Батарея с почти неуловимой быстротой стала на передки. Она шла без потерь, перекрывая открытые места галопом на дистанции между запряжками шагов в пятьдесят. По временам снимала орудия с передков и посылала несколько снарядов. Затем опять шла галопом. Заняли новую позицию. Дельвиг уехал. Батарея работала: задыхаясь, отскакивая назад, окруженные суетящимися людьми, пушки швыряли огни разрывов и выли живым, звериным голосом. Стрельба велась гранатами по площадям в длину видимой цели и в глубину на триста сажен. Но гранаты отскакивали от броневых куполов, как дождь от железной крыши. Форты были неуязвимы, и бесполезность артиллерийской поддержки с каждой минутой становилась все очевиднее…
Тогда начальники дивизий подняли пехоту. Густые строи батальонов и рот сбегали вниз по отлогим скатам исходных высот, с трудом поспевая за быстрыми волнами легких цепей. Чем легче перекатывались цепи и живей подвигались вперед пехотные массы поддержек, тем заметнее свирепела Седлиска. Ее форты дышали огнем и дымом. Шрапнель выбивала людей из штурмовых колонн, как град выбивает колосья на хлебном поле. Снаряды рвались, и от грохота их разрывов больно ударяло в уши, в глаза, в голову. Один снаряд разорвался поблизости от Романюты. Словно тараном ударило в Романюту, и он в ужасе раскрыл рот: вот брызнет из нутра кровь. Ближе Седлиска — гуще тучи выбрасываемых ею бризантных гранат. Скверное чувство тяжким камнем легло на душу бежавшего вперед Заусайлова: он даже замедлил бег. Он видел утром, как отлично действовали наши легкие батареи, и видел теперь, каким пустяком была их работа в сравнении с уничтожающим действием австрийского огня. Заусайлов видел также, как потрясает сила этого огня изумленные души бежавших с ним рядом солдат.

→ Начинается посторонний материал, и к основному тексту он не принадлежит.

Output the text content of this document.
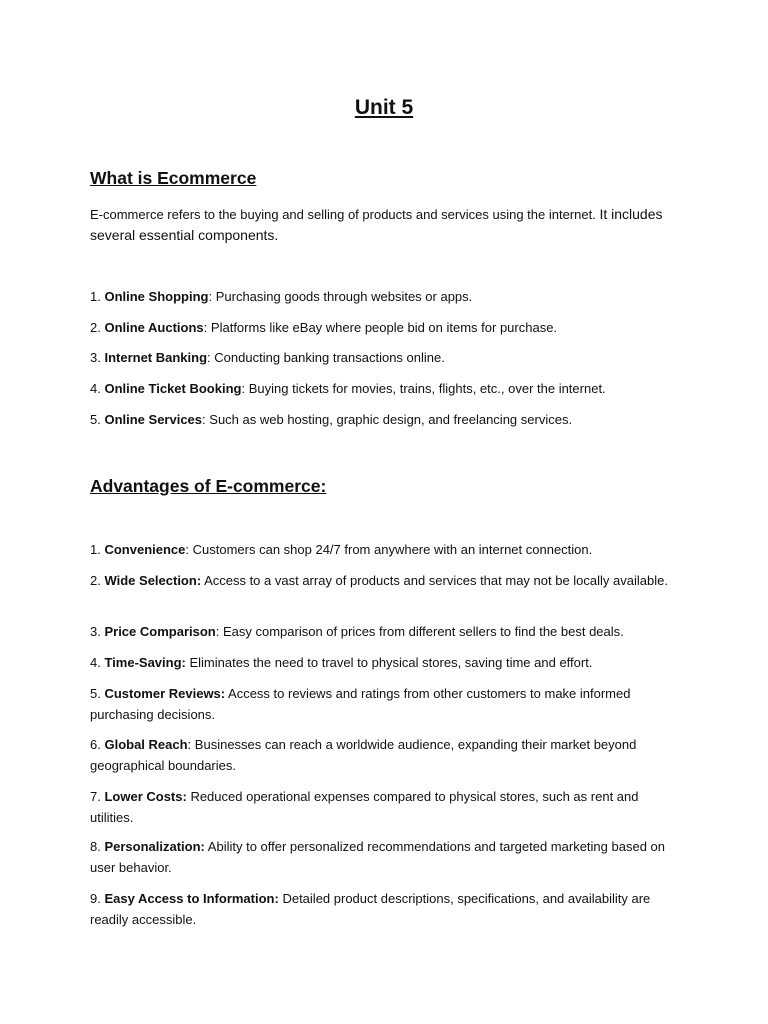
Unit 5
What is Ecommerce

E-commerce refers to the buying and selling of products and services using the internet. It includes several essential components.

1. Online Shopping: Purchasing goods through websites or apps.
2. Online Auctions: Platforms like eBay where people bid on items for purchase.
3. Internet Banking: Conducting banking transactions online.
4. Online Ticket Booking: Buying tickets for movies, trains, flights, etc., over the internet.
5. Online Services: Such as web hosting, graphic design, and freelancing services.
Advantages of E-commerce:
1. Convenience: Customers can shop 24/7 from anywhere with an internet connection.
2. Wide Selection: Access to a vast array of products and services that may not be locally available.
3. Price Comparison: Easy comparison of prices from different sellers to find the best deals.
4. Time-Saving: Eliminates the need to travel to physical stores, saving time and effort.
5. Customer Reviews: Access to reviews and ratings from other customers to make informed purchasing decisions.
6. Global Reach: Businesses can reach a worldwide audience, expanding their market beyond geographical boundaries.
7. Lower Costs: Reduced operational expenses compared to physical stores, such as rent and utilities.
8. Personalization: Ability to offer personalized recommendations and targeted marketing based on user behavior.
9. Easy Access to Information: Detailed product descriptions, specifications, and availability are readily accessible.
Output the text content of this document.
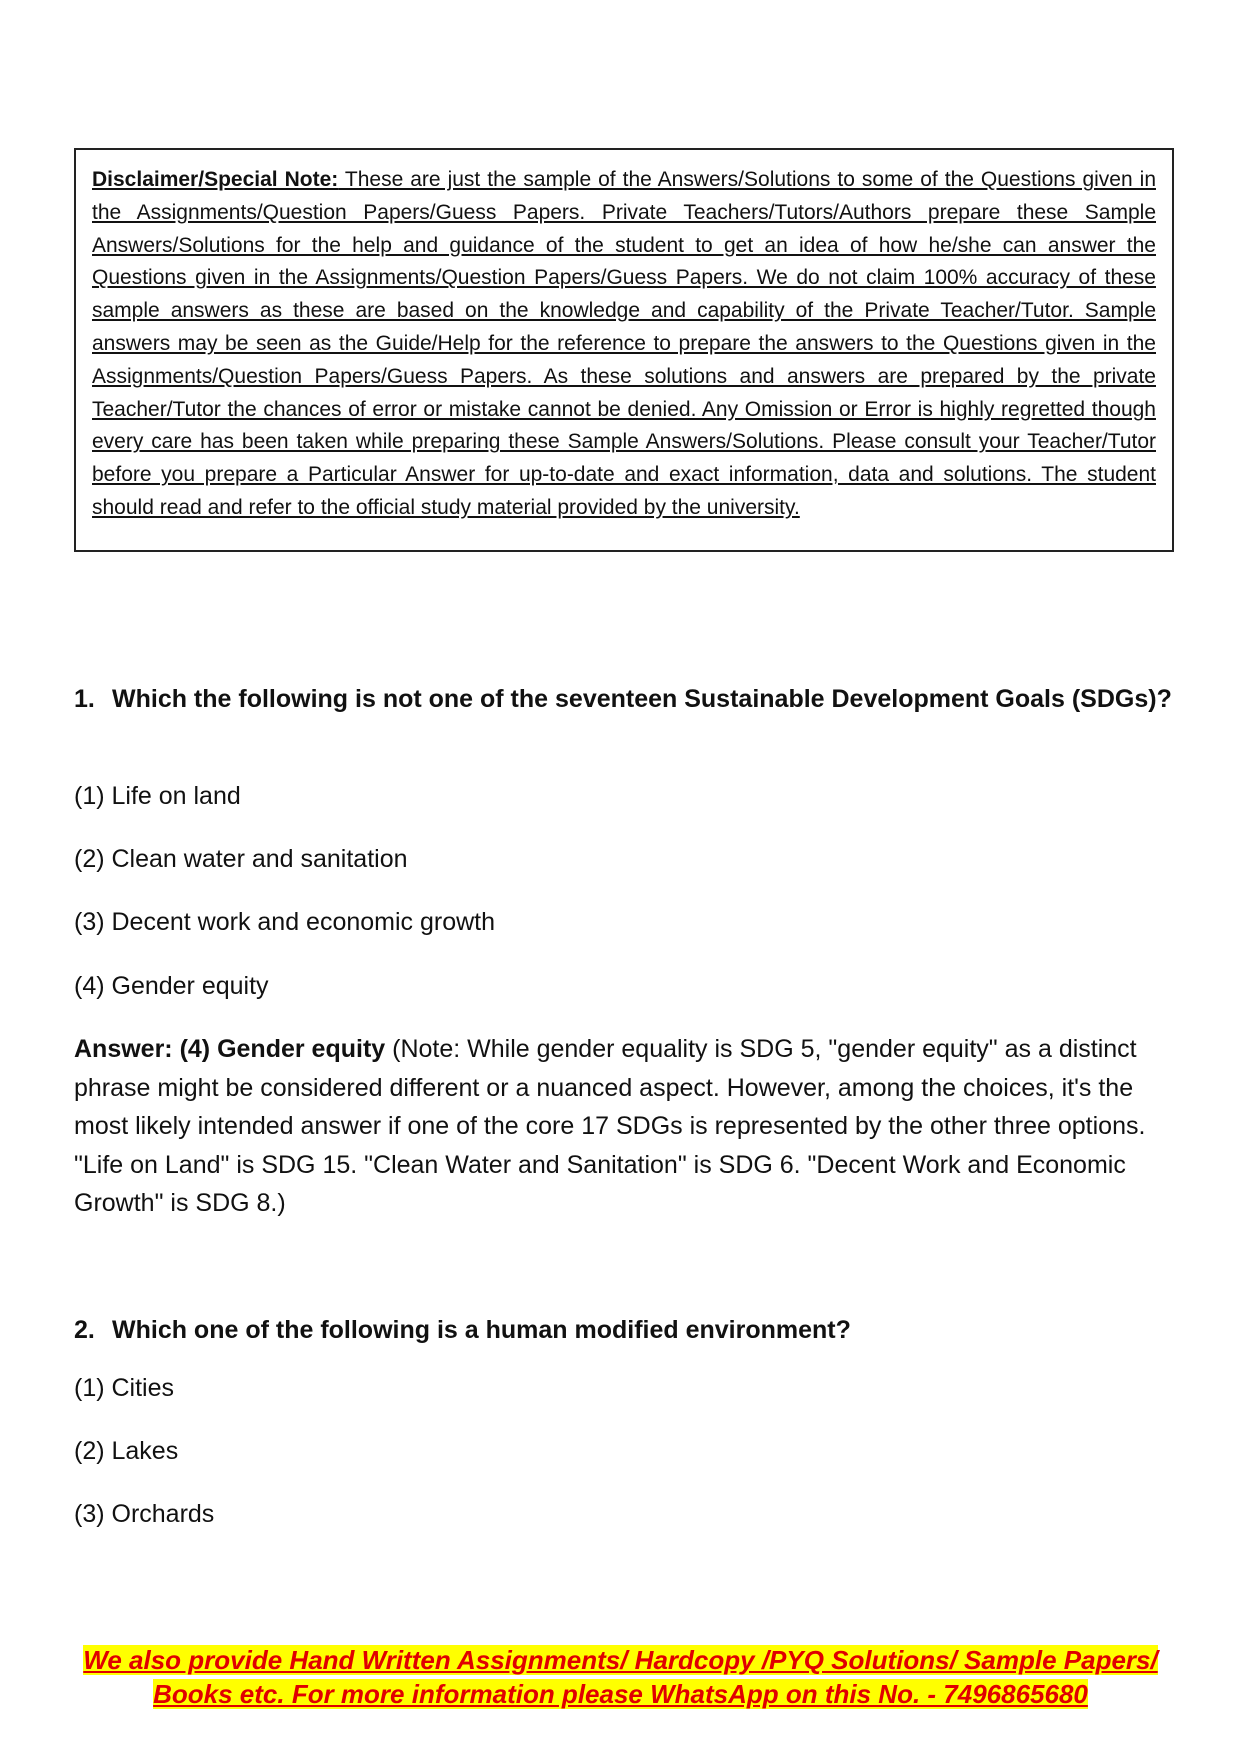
Disclaimer/Special Note: These are just the sample of the Answers/Solutions to some of the Questions given in the Assignments/Question Papers/Guess Papers. Private Teachers/Tutors/Authors prepare these Sample Answers/Solutions for the help and guidance of the student to get an idea of how he/she can answer the Questions given in the Assignments/Question Papers/Guess Papers. We do not claim 100% accuracy of these sample answers as these are based on the knowledge and capability of the Private Teacher/Tutor. Sample answers may be seen as the Guide/Help for the reference to prepare the answers to the Questions given in the Assignments/Question Papers/Guess Papers. As these solutions and answers are prepared by the private Teacher/Tutor the chances of error or mistake cannot be denied. Any Omission or Error is highly regretted though every care has been taken while preparing these Sample Answers/Solutions. Please consult your Teacher/Tutor before you prepare a Particular Answer for up-to-date and exact information, data and solutions. The student should read and refer to the official study material provided by the university.
1. Which the following is not one of the seventeen Sustainable Development Goals (SDGs)?
(1) Life on land
(2) Clean water and sanitation
(3) Decent work and economic growth
(4) Gender equity
Answer: (4) Gender equity (Note: While gender equality is SDG 5, "gender equity" as a distinct phrase might be considered different or a nuanced aspect. However, among the choices, it's the most likely intended answer if one of the core 17 SDGs is represented by the other three options. "Life on Land" is SDG 15. "Clean Water and Sanitation" is SDG 6. "Decent Work and Economic Growth" is SDG 8.)
2. Which one of the following is a human modified environment?
(1) Cities
(2) Lakes
(3) Orchards
We also provide Hand Written Assignments/ Hardcopy /PYQ Solutions/ Sample Papers/
Books etc. For more information please WhatsApp on this No. - 7496865680
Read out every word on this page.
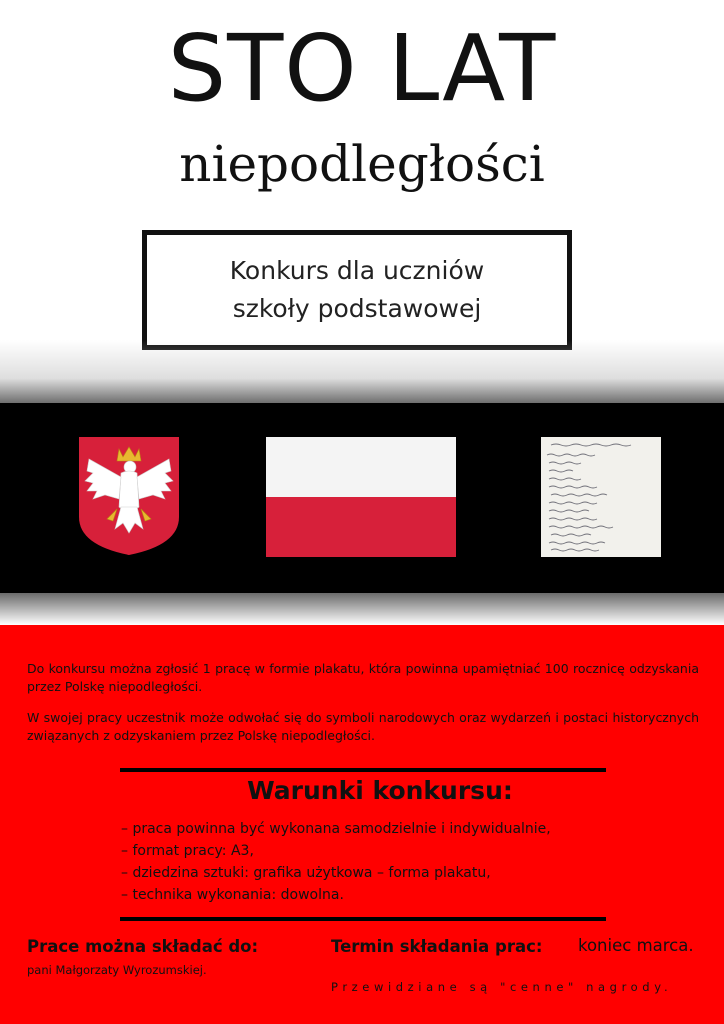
STO LAT
niepodległości
Konkurs dla uczniów
szkoły podstawowej

Do konkursu można zgłosić 1 pracę w formie plakatu, która powinna upamiętniać 100 rocznicę odzyskania przez Polskę niepodległości.

W swojej pracy uczestnik może odwołać się do symboli narodowych oraz wydarzeń i postaci historycznych związanych z odzyskaniem przez Polskę niepodległości.

Warunki konkursu:
– praca powinna być wykonana samodzielnie i indywidualnie,
– format pracy: A3,
– dziedzina sztuki: grafika użytkowa – forma plakatu,
– technika wykonania: dowolna.
Prace można składać do:
pani Małgorzaty Wyrozumskiej.
Termin składania prac: koniec marca.
Przewidziane są "cenne" nagrody.
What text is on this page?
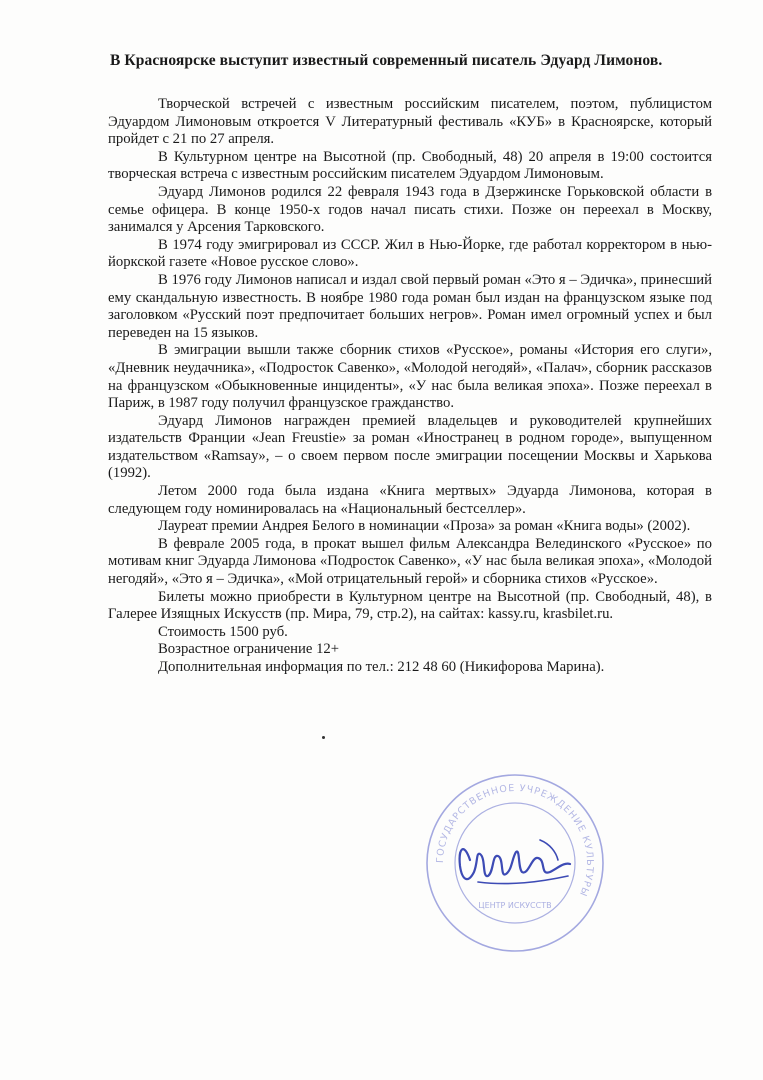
В Красноярске выступит известный современный писатель Эдуард Лимонов.

Творческой встречей с известным российским писателем, поэтом, публицистом Эдуардом Лимоновым откроется V Литературный фестиваль «КУБ» в Красноярске, который пройдет с 21 по 27 апреля.

В Культурном центре на Высотной (пр. Свободный, 48) 20 апреля в 19:00 состоится творческая встреча с известным российским писателем Эдуардом Лимоновым.

Эдуард Лимонов родился 22 февраля 1943 года в Дзержинске Горьковской области в семье офицера. В конце 1950-х годов начал писать стихи. Позже он переехал в Москву, занимался у Арсения Тарковского.

В 1974 году эмигрировал из СССР. Жил в Нью-Йорке, где работал корректором в нью-йоркской газете «Новое русское слово».

В 1976 году Лимонов написал и издал свой первый роман «Это я – Эдичка», принесший ему скандальную известность. В ноябре 1980 года роман был издан на французском языке под заголовком «Русский поэт предпочитает больших негров». Роман имел огромный успех и был переведен на 15 языков.

В эмиграции вышли также сборник стихов «Русское», романы «История его слуги», «Дневник неудачника», «Подросток Савенко», «Молодой негодяй», «Палач», сборник рассказов на французском «Обыкновенные инциденты», «У нас была великая эпоха». Позже переехал в Париж, в 1987 году получил французское гражданство.

Эдуард Лимонов награжден премией владельцев и руководителей крупнейших издательств Франции «Jean Freustie» за роман «Иностранец в родном городе», выпущенном издательством «Ramsay», – о своем первом после эмиграции посещении Москвы и Харькова (1992).

Летом 2000 года была издана «Книга мертвых» Эдуарда Лимонова, которая в следующем году номинировалась на «Национальный бестселлер».

Лауреат премии Андрея Белого в номинации «Проза» за роман «Книга воды» (2002).

В феврале 2005 года, в прокат вышел фильм Александра Велединского «Русское» по мотивам книг Эдуарда Лимонова «Подросток Савенко», «У нас была великая эпоха», «Молодой негодяй», «Это я – Эдичка», «Мой отрицательный герой» и сборника стихов «Русское».

Билеты можно приобрести в Культурном центре на Высотной (пр. Свободный, 48), в Галерее Изящных Искусств (пр. Мира, 79, стр.2), на сайтах: kassy.ru, krasbilet.ru.

Стоимость 1500 руб.

Возрастное ограничение 12+

Дополнительная информация по тел.: 212 48 60 (Никифорова Марина).

ГОСУДАРСТВЕННОЕ УЧРЕЖДЕНИЕ КУЛЬТУРЫ
ЦЕНТР ИСКУССТВ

Лопался такой снаряд, и корневища взлетевших кверху деревьев бороздили высь, а тысячи зубчатых осколков ураганом смерти и увечий сметали с земли все, что было на ней живого. Заусайлов громко и пакостно выругался. «Отчего же нет у нас этаких орудий?..»
Трехрядная изгородь из железных острых кольев в рост человека, переплетенных по горизонтали и наискось толстой колючей проволокой, стала на путях штурма. Гранатометчики подползли к изгороди шагов на пятьдесят, быстро вскочили, швырнули по гранате и снова упали наземь. Словно мир треснул, так громыхнуло. Черный дым заклубился, взмываясь, и захлестнул все вокруг. А гранатометчики, ныряя в его волнах, уже ползли к проволоке и, выхватив ножницы, кромсали ее неумелыми руками. Ножницы лязгали, проволока закручивалась в кольца. Прихлынула пехота.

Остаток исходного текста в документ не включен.